I ask for the principle of this Bill on this Reading, and I shall do my best on the Committee Stage to meet the number of points that were raised here. We are convinced that the Bill is necessary. We are convinced that it is necessary, not merely because some people issued proclamations, but because, behind those proclamations lie a line of policy and a certain direction of activities which, we are told, are now going to be revived. We are told that certain organisations are being revived, that drilling is going to be revived, and that this armed body is going to be reorganised and revived. Either it is to be a question of allowing these people to go on with all this or dealing with the situation, or it means that the Government will be able to carry on, however little, depending only on the sufferance of these people, and depending on their whims from time to time as to whether they will allow the Government to carry on or not. But if the Government is going to remain and act as a responsible Government, the time has come to act in this matter.

Mr. Morrissey

Before you put the question, Sir, I want to raise a point of order. We had some discussion on the other Bill regarding the repeal section in connection with the Treasonable Offences Act and the Public Safety (Emergency Powers) Act. I want to submit that, at the moment anyway, Section 30 of the Offences Against the State Bill is, so to speak, outside the scope of this Bill, in so far as there does not appear to be any provision made for it in the Title. Is it the Minister's intention to provide for that?

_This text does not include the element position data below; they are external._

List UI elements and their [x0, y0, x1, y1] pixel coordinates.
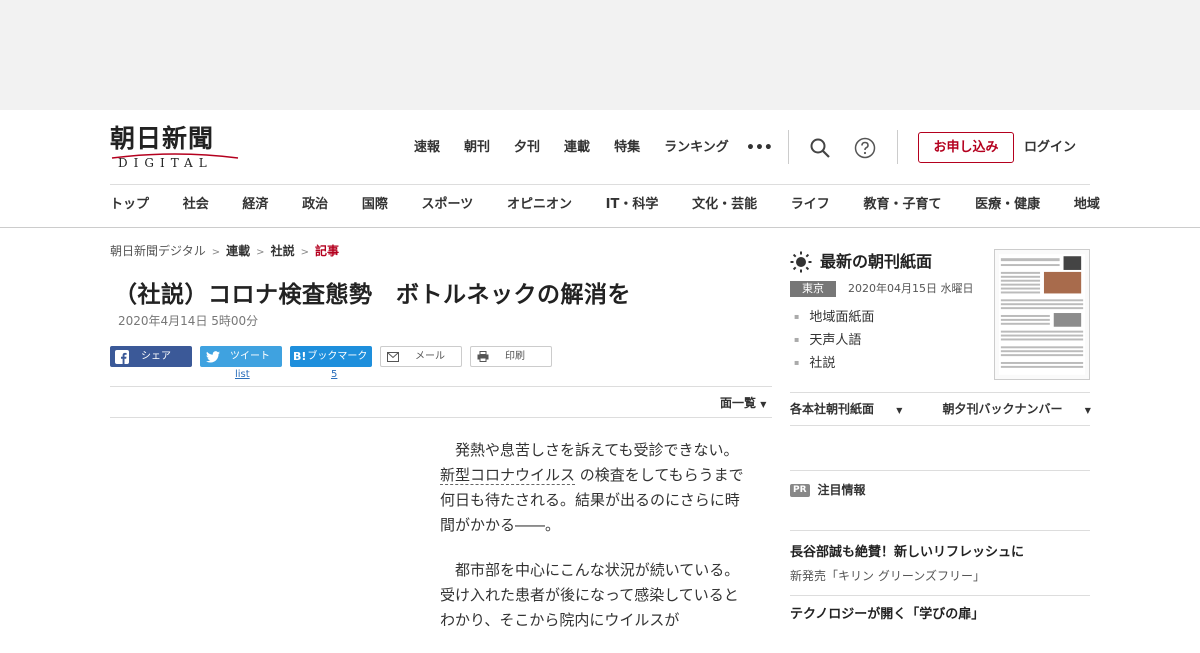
- category-item[interactable]: IT・科学: [606, 194, 659, 216]
- site-header: 朝日新聞 DIGITAL 速報 朝刊 夕刊 連載 特集 ランキング ••• お申…: [0, 110, 1200, 228]
- divider: [897, 130, 898, 164]
- latest-paper-title[interactable]: 最新の朝刊紙面: [820, 251, 932, 273]
- help-icon[interactable]: [853, 136, 877, 160]
- twitter-share-label: ツイート: [230, 351, 270, 362]
- article-date: 2020年4月14日 5時00分: [118, 314, 259, 328]
- divider: [788, 130, 789, 164]
- promo-title[interactable]: テクノロジーが開く「学びの扉」: [790, 605, 984, 625]
- promo-subtitle[interactable]: 新発売「キリン グリーンズフリー」: [790, 567, 985, 585]
- divider: [790, 595, 1090, 596]
- topnav-item[interactable]: ランキング: [664, 138, 729, 158]
- latest-paper-heading: 最新の朝刊紙面: [790, 251, 932, 273]
- divider: [110, 417, 772, 418]
- back-number-dropdown[interactable]: 朝夕刊バックナンバー ▼: [943, 402, 1109, 416]
- category-item[interactable]: 文化・芸能: [692, 194, 757, 216]
- print-icon: [477, 351, 489, 362]
- topnav-item[interactable]: 連載: [564, 138, 590, 158]
- sun-icon: [790, 251, 812, 273]
- category-item[interactable]: トップ: [110, 194, 149, 216]
- print-label: 印刷: [505, 351, 525, 362]
- breadcrumb-separator: >: [211, 247, 221, 258]
- login-link[interactable]: ログイン: [1024, 138, 1076, 158]
- category-item[interactable]: 地域: [1074, 194, 1100, 216]
- article-title: （社説）コロナ検査態勢 ボトルネックの解消を: [114, 282, 631, 308]
- breadcrumb-current: 記事: [314, 244, 339, 258]
- more-menu-button[interactable]: •••: [746, 138, 773, 158]
- breadcrumb-separator: >: [256, 247, 265, 258]
- topnav-item[interactable]: 夕刊: [514, 138, 540, 158]
- dropdown-label: 朝夕刊バックナンバー: [942, 402, 1063, 416]
- logo-japanese: 朝日新聞: [110, 124, 215, 153]
- divider: [790, 425, 1090, 426]
- newspaper-thumbnail[interactable]: [994, 249, 1090, 380]
- subscribe-button[interactable]: お申し込み: [918, 132, 1014, 163]
- category-item[interactable]: オピニオン: [507, 194, 572, 216]
- divider: [790, 392, 1090, 393]
- twitter-icon: [206, 350, 220, 363]
- promo-title[interactable]: 長谷部誠も絶賛！新しいリフレッシュに: [790, 543, 1024, 563]
- mail-icon: [387, 351, 399, 362]
- category-item[interactable]: 医療・健康: [975, 194, 1040, 216]
- facebook-share-label: シェア: [141, 351, 171, 362]
- category-item[interactable]: 国際: [362, 194, 388, 216]
- paragraph-text: 発熱や息苦しさを訴えても受診できない。: [455, 441, 739, 459]
- category-item[interactable]: 政治: [302, 194, 328, 216]
- paper-link[interactable]: 天声人語: [794, 329, 874, 352]
- caret-down-icon: ▼: [1084, 406, 1091, 415]
- hatena-bookmark-button[interactable]: B! ブックマーク: [290, 346, 372, 367]
- keyword-link[interactable]: 新型コロナウイルス: [440, 466, 576, 485]
- divider: [790, 470, 1090, 471]
- breadcrumb-separator: >: [300, 247, 309, 258]
- category-item[interactable]: 教育・子育て: [863, 194, 941, 216]
- site-logo[interactable]: 朝日新聞 DIGITAL: [110, 126, 240, 170]
- facebook-share-button[interactable]: シェア: [110, 346, 192, 367]
- paper-link[interactable]: 社説: [794, 352, 874, 375]
- facebook-icon: [115, 349, 129, 364]
- paper-dropdowns: 各本社朝刊紙面 ▼ 朝夕刊バックナンバー ▼: [790, 400, 1127, 420]
- divider: [110, 386, 772, 387]
- mail-share-label: メール: [415, 351, 445, 362]
- page-list-dropdown[interactable]: 面一覧 ▼: [720, 394, 766, 414]
- print-button[interactable]: 印刷: [470, 346, 552, 367]
- top-nav: 速報 朝刊 夕刊 連載 特集 ランキング: [414, 138, 753, 158]
- category-item[interactable]: ライフ: [791, 194, 830, 216]
- hatena-bookmark-label: ブックマーク: [307, 351, 368, 362]
- paper-link[interactable]: 地域面紙面: [794, 306, 874, 329]
- category-item[interactable]: 経済: [242, 194, 268, 216]
- pr-label: 注目情報: [817, 483, 866, 497]
- page-list-label: 面一覧: [720, 396, 757, 410]
- regional-papers-dropdown[interactable]: 各本社朝刊紙面 ▼: [790, 402, 920, 416]
- hatena-icon: B!: [293, 350, 307, 363]
- logo-digital: DIGITAL: [118, 156, 213, 170]
- pr-badge: PR: [790, 483, 810, 497]
- hatena-bookmark-count[interactable]: 5: [331, 369, 337, 381]
- breadcrumb-serial[interactable]: 連載: [226, 244, 250, 258]
- breadcrumb: 朝日新聞デジタル > 連載 > 社説 > 記事: [110, 242, 339, 262]
- category-nav: トップ 社会 経済 政治 国際 スポーツ オピニオン IT・科学 文化・芸能 ラ…: [110, 194, 1100, 216]
- breadcrumb-editorial[interactable]: 社説: [271, 244, 295, 258]
- caret-down-icon: ▼: [896, 406, 903, 415]
- twitter-share-count[interactable]: list: [235, 369, 250, 381]
- paper-date: 2020年04月15日 水曜日: [848, 282, 974, 295]
- paper-links: 地域面紙面 天声人語 社説: [794, 306, 874, 375]
- article-paragraph: 発熱や息苦しさを訴えても受診できない。 新型コロナウイルス の検査をしてもらうま…: [440, 438, 750, 538]
- pr-heading: PR 注目情報: [790, 481, 866, 499]
- article-body: 発熱や息苦しさを訴えても受診できない。 新型コロナウイルス の検査をしてもらうま…: [440, 438, 750, 653]
- article-paragraph: 都市部を中心にこんな状況が続いている。受け入れた患者が後になって感染しているとわ…: [440, 561, 740, 629]
- category-item[interactable]: 社会: [183, 194, 209, 216]
- dropdown-label: 各本社朝刊紙面: [790, 402, 875, 416]
- breadcrumb-home[interactable]: 朝日新聞デジタル: [110, 244, 206, 258]
- region-badge: 東京: [790, 281, 836, 297]
- header-divider: [110, 184, 1090, 185]
- topnav-item[interactable]: 特集: [614, 138, 640, 158]
- caret-down-icon: ▼: [760, 400, 767, 409]
- search-icon[interactable]: [808, 136, 832, 160]
- ad-band: [0, 0, 1200, 110]
- divider: [790, 530, 1090, 531]
- topnav-item[interactable]: 朝刊: [464, 138, 490, 158]
- mail-share-button[interactable]: メール: [380, 346, 462, 367]
- topnav-item[interactable]: 速報: [414, 138, 440, 158]
- category-item[interactable]: スポーツ: [422, 194, 474, 216]
- twitter-share-button[interactable]: ツイート: [200, 346, 282, 367]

That will be dealt with in the Committee Stage. I think it was put in there because it was thought that would be the appropriate place.

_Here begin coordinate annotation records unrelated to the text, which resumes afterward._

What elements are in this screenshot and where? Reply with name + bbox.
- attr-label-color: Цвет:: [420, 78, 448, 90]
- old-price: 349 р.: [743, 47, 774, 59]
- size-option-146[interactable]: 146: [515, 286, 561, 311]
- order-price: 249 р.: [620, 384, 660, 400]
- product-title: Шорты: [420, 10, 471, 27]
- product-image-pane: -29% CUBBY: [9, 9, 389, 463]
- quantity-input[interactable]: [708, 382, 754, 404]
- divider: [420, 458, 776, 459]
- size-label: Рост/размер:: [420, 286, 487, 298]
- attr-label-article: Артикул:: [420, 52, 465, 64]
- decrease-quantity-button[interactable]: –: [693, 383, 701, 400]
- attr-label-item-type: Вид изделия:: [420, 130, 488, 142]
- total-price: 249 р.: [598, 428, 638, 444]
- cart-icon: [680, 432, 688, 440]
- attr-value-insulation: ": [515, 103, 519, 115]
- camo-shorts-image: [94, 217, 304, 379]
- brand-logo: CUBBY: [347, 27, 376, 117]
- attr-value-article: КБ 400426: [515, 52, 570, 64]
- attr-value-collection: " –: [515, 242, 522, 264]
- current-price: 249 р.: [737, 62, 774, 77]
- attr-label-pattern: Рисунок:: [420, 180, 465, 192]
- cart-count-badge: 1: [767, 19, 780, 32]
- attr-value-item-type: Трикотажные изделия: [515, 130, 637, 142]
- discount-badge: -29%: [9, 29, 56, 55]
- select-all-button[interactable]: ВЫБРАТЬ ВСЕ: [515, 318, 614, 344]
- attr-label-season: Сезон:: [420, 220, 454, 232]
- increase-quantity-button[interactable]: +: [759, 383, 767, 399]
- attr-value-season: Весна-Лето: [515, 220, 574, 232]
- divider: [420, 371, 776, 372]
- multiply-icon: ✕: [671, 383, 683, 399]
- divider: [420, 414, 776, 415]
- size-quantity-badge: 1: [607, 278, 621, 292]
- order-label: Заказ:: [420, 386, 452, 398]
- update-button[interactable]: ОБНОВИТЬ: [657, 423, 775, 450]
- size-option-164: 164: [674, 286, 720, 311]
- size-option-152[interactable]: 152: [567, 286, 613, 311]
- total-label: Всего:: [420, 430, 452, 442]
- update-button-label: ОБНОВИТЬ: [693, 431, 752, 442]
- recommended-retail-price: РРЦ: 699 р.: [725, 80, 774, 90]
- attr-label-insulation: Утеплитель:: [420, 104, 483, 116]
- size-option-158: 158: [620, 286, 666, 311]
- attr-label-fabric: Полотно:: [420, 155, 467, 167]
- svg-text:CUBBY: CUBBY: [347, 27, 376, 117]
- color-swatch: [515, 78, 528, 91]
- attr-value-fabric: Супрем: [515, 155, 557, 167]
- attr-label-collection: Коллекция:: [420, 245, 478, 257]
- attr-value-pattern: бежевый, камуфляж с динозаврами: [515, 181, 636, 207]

The Chair can assure the Deputy that note has been taken of the point raised.

Mr. Morrissey

My point is that, no matter where it is put, it is not in order in any part of the Bill.

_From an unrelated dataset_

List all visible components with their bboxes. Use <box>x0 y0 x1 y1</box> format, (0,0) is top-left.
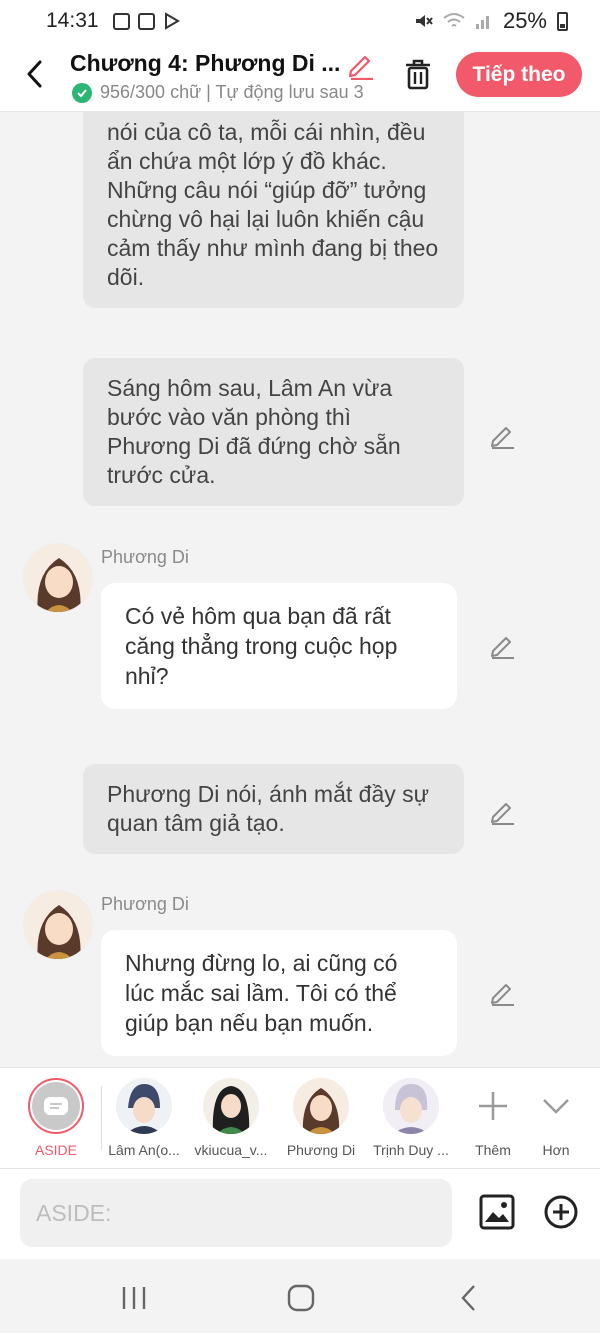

That happened because it was transferred out of the other Bill into this.

Question put.
The Dáil divided: Tá, 78; Níl, 12.

  • Aiken, Frank.
  • Allen, Denis.
  • Bartley, Gerald.
  • Beegan, Patrick.
  • Benson, Ernest E.
  • Boland, Gerald.
  • Bourke, Dan.
  • Brady, Brian.
  • Brady, Seán.
  • Breathnach, Cormac.
  • Breen, Daniel.
  • Brennan, Michael.
  • Breslin, Cormac.
  • Broderick, William J.
  • Byrne, Alfred (Junior).
  • Carty, Frank.
  • Childers, Erskine H.
  • Cleary, Mícheál.
  • Cooney, Eamonn.
  • Cosgrave, William T.
  • Crowley, Fred Hugh.
  • Crowley, Tadhg.
  • Derrig, Thomas.
  • Dillon, James M.
  • Doyle, Peadar S.
  • Flinn, Hugo V.
  • Flynn, John.
  • Flynn, Stephen.
  • Fogarty, Andrew.
  • Fogarty, Patrick J.
  • Friel, John.
  • Fuller, Stephen.
  • Gorey, Denis J.
  • Gorry, Patrick J.
  • Harris, Thomas.
  • Hogan, Daniel.
  • Smith, Patrick.
  • Traynor, Oscar.
  • Tubridy, Seán.
  • Hughes, James.
  • Humphreys, Francis.
  • Kelly, James P.
  • Kelly, Thomas.
  • Kennedy, Michael J.
  • Killilea, Mark.
  • Lemass, Seán F.
  • Little, Patrick J.
  • Loughman, Francis.
  • Lynch, Finian.
  • McDevítt, Henry A.
  • MacEntee, Seán.
  • Maguire, Ben.
  • Meaney, Cornelius.
  • Moore, Séamus.
  • Morrissey, Daniel.
  • Morrissey, Michael.
  • Moylan, Seán.
  • Mulcahy, Richard.
  • Mullen, Thomas.
  • Munnelly, John.
  • O Briain, Donnchadh.
  • O Ceallaigh, Seán T.
  • O'Grady, Seán.
  • O'Higgins, Thomas F.
  • O'Loghlen, Peter J.
  • O'Reilly, Matthew.
  • O'Rourke, Daniel.
  • O'Sullivan, John M.
  • O'Sullivan, Ted.
  • Redmond, Bridget M.
  • Rice, Brigid M.
  • Ruttledge, Patrick J.
  • Ryan, James.
  • Ryan, Robert.
  • Sheridan, Michael.
  • Victory, James.
  • Walsh, Laurence J.
  • Ward, Conn.

Níl

  • Burke, Thomas.
  • Cogan, Patrick.
  • Corish, Richard.
  • Davin, William.
  • Everett, James.
  • Hannigan, Joseph.
  • Hickey, James.
  • Hurley, Jeremiah.
  • Keyes, Michael.
  • Murphy, Timothy J.
  • Norton, William.
  • Pattison, James P.
Tellers: Tá, Deputies Little and Smith; Níl, Deputies Everett and Keyes.
Question declared carried.
Committee Stage to be taken on Tuesday, 21st March.